Written by Jonathan Bate, a one man show with Simon Callow. The theme is ‘All the World’s a Stage’ and the seven ages of man. Each age is illustrated with relevant excerpts from the plays and poems and additional stories about William.

As with almost all biographies of people living prior to the eighteenth century a certain amount of ‘padding’ goes on. The ingredients for an interesting biography of Will Shakespeare must include; the facts gleaned from contemporary documents, conjectures drawn from ElizaJacobean social history, what happened to the general probably happened to the particular, biographical hints from the writings, always dangerous pre 19th century and doubly so when investigating a playwright.

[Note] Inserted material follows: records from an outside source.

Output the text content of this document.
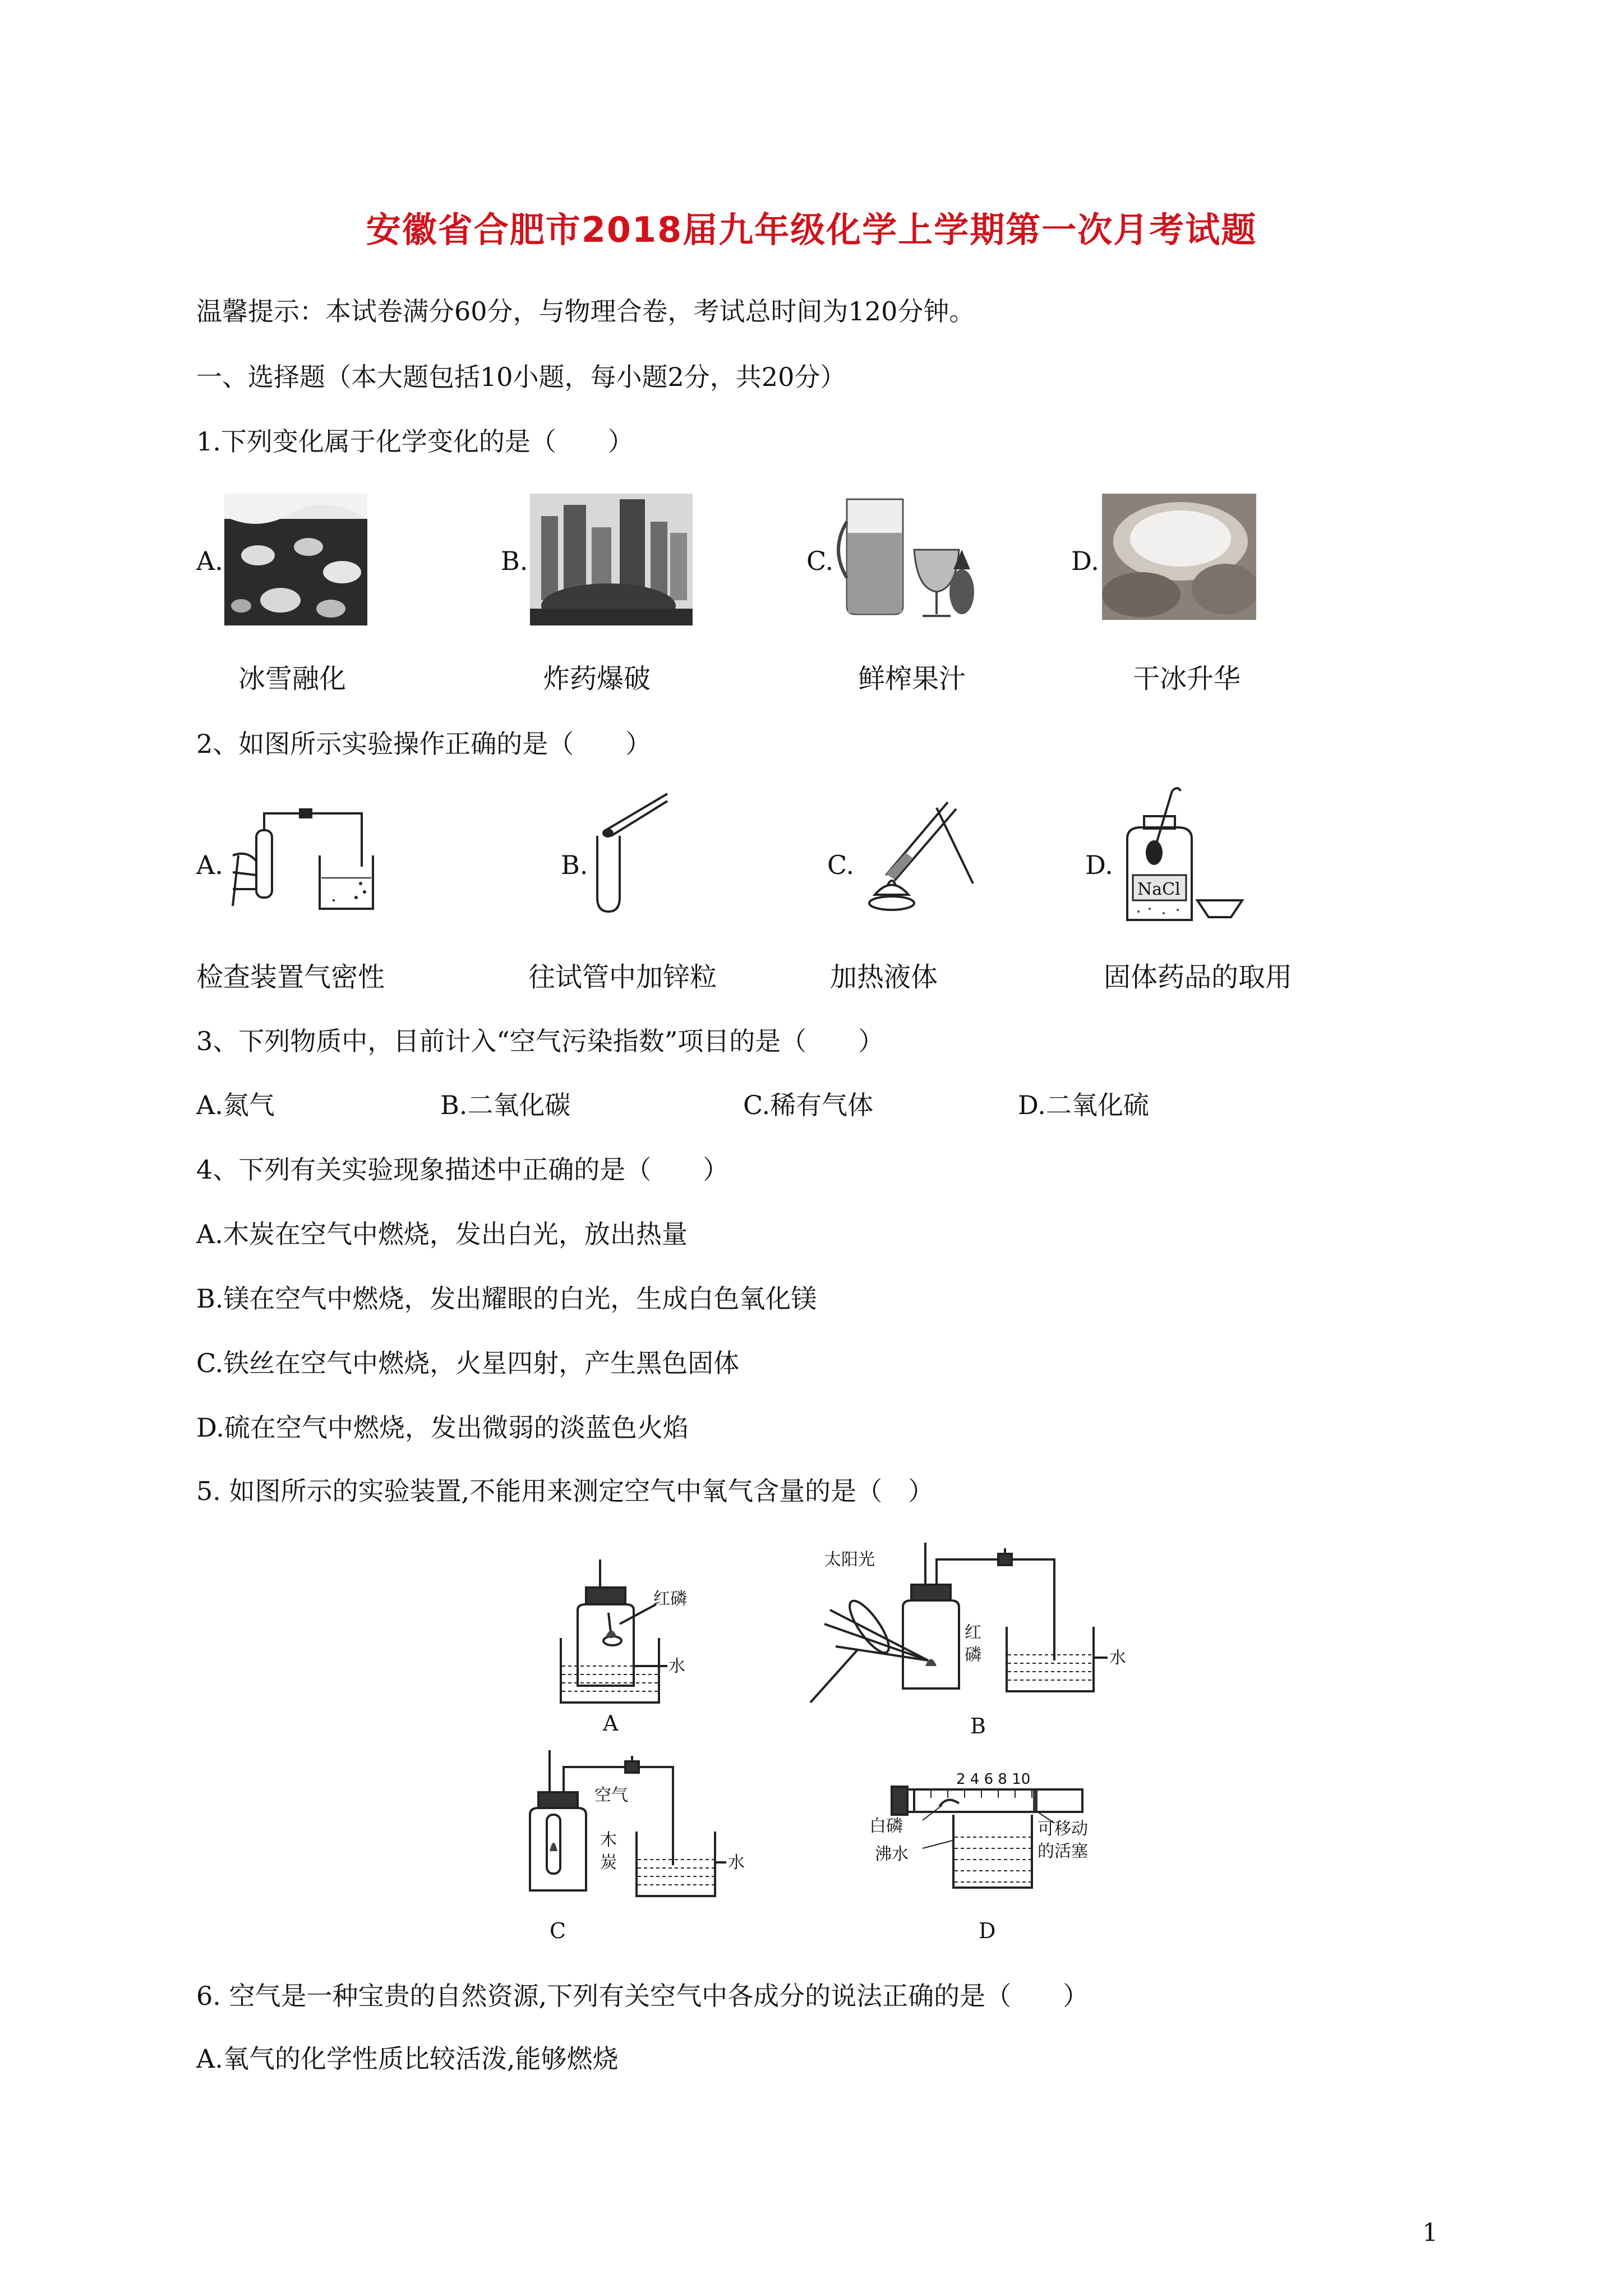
安徽省合肥市2018届九年级化学上学期第一次月考试题
温馨提示：本试卷满分60分，与物理合卷，考试总时间为120分钟。
一、选择题（本大题包括10小题，每小题2分，共20分）
1.下列变化属于化学变化的是（　　）
A.
冰雪融化
B.
炸药爆破
C.
鲜榨果汁
D.
干冰升华
2、如图所示实验操作正确的是（　　）
A.
检查装置气密性
B.
往试管中加锌粒
C.
加热液体
D.
NaCl
固体药品的取用
3、下列物质中，目前计入“空气污染指数”项目的是（　　）
A.氮气	B.二氧化碳	C.稀有气体	D.二氧化硫
4、下列有关实验现象描述中正确的是（　　）
A.木炭在空气中燃烧，发出白光，放出热量
B.镁在空气中燃烧，发出耀眼的白光，生成白色氧化镁
C.铁丝在空气中燃烧，火星四射，产生黑色固体
D.硫在空气中燃烧，发出微弱的淡蓝色火焰
5. 如图所示的实验装置,不能用来测定空气中氧气含量的是（　）
红磷
水
A
太阳光
红
磷	水
B
空气
木
炭	水
C
2 4 6 8 10
白磷
沸水
可移动
的活塞
D
6. 空气是一种宝贵的自然资源,下列有关空气中各成分的说法正确的是（　　）
A.氧气的化学性质比较活泼,能够燃烧
1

All those separate voices, which one do you choose? And the legends.

When the first biographers began attempting to collect information for the life at the end of the 16th and beginning of the 17th centuries they found very little evidence. One major reason had to be that between then and Shakespeare’s death the country had undergone a civil war, a puritan republic, and the closure of all theatres for eighteen years. But there were still people living in and around Stratford whose parents almost certainly may have remembered the Shakespeares.

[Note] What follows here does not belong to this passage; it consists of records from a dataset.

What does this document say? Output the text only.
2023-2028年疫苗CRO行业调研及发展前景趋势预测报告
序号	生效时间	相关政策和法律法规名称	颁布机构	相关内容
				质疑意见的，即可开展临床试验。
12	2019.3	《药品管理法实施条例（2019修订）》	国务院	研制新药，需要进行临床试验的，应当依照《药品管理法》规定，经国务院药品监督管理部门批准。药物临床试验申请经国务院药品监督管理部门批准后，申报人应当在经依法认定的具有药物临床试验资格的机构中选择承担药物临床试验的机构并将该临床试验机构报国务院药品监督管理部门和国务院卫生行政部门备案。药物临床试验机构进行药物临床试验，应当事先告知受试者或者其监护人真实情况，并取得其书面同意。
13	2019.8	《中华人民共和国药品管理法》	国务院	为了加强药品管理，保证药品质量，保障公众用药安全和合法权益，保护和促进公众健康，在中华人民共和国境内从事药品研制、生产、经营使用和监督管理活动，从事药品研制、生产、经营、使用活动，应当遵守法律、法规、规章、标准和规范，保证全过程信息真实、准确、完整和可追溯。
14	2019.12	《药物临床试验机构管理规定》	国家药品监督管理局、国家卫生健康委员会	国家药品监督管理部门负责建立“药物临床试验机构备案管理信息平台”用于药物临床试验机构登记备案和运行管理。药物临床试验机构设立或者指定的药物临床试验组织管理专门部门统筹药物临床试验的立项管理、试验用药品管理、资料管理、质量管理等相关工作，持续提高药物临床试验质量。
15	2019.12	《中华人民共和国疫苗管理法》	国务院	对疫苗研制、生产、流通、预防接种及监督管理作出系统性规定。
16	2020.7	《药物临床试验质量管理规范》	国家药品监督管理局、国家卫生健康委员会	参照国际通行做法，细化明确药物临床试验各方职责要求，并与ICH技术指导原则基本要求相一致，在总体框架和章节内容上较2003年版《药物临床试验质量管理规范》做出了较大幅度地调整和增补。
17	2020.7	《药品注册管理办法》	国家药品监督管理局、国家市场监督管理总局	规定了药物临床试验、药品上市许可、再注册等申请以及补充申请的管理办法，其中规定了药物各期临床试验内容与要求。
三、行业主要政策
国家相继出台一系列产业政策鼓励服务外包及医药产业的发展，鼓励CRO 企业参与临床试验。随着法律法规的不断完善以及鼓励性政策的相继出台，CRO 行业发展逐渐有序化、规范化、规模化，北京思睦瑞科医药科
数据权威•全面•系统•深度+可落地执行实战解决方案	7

Stories were told and accepted into the life. As time went on scholars tested them against new evidences and they have been consigned to footnotes. But they are still of interest, so here are four of them for your delight.

William Shakespeare: Car park attendant.

How did William get into the theatre business? We don’t know. We know nothing about him between the baptism of his twins in February 1585 (although he may not have been in attendance then, he certainly had to be at their conception in April 1584) and 1592 when Greene’s ‘Groatsworth of Wit’ first makes a public allusion to him as a playwright.

One legend has it that when he came first to London he found work holding the horses of the gentry when they rode out to see the plays. Apparently he was so trustworthy and efficient at this task that everyone wanted to employ him and he was eventually forced to take on more staff. These boys, trained by the master, would run up to the riders and announce ‘I am Shakespeare’s boy, sir’.

It has been suggested that anyone wealthy enough to keep a horse would also be able to hire a servant to look after it. Indeed keeping a manservant was probably much cheaper than keeping a horse. And horses were valuable property, not to be left in the hands of strangers. Consider going to the local public swimming baths and handing over your wallet to some strange kid hanging around the entrance.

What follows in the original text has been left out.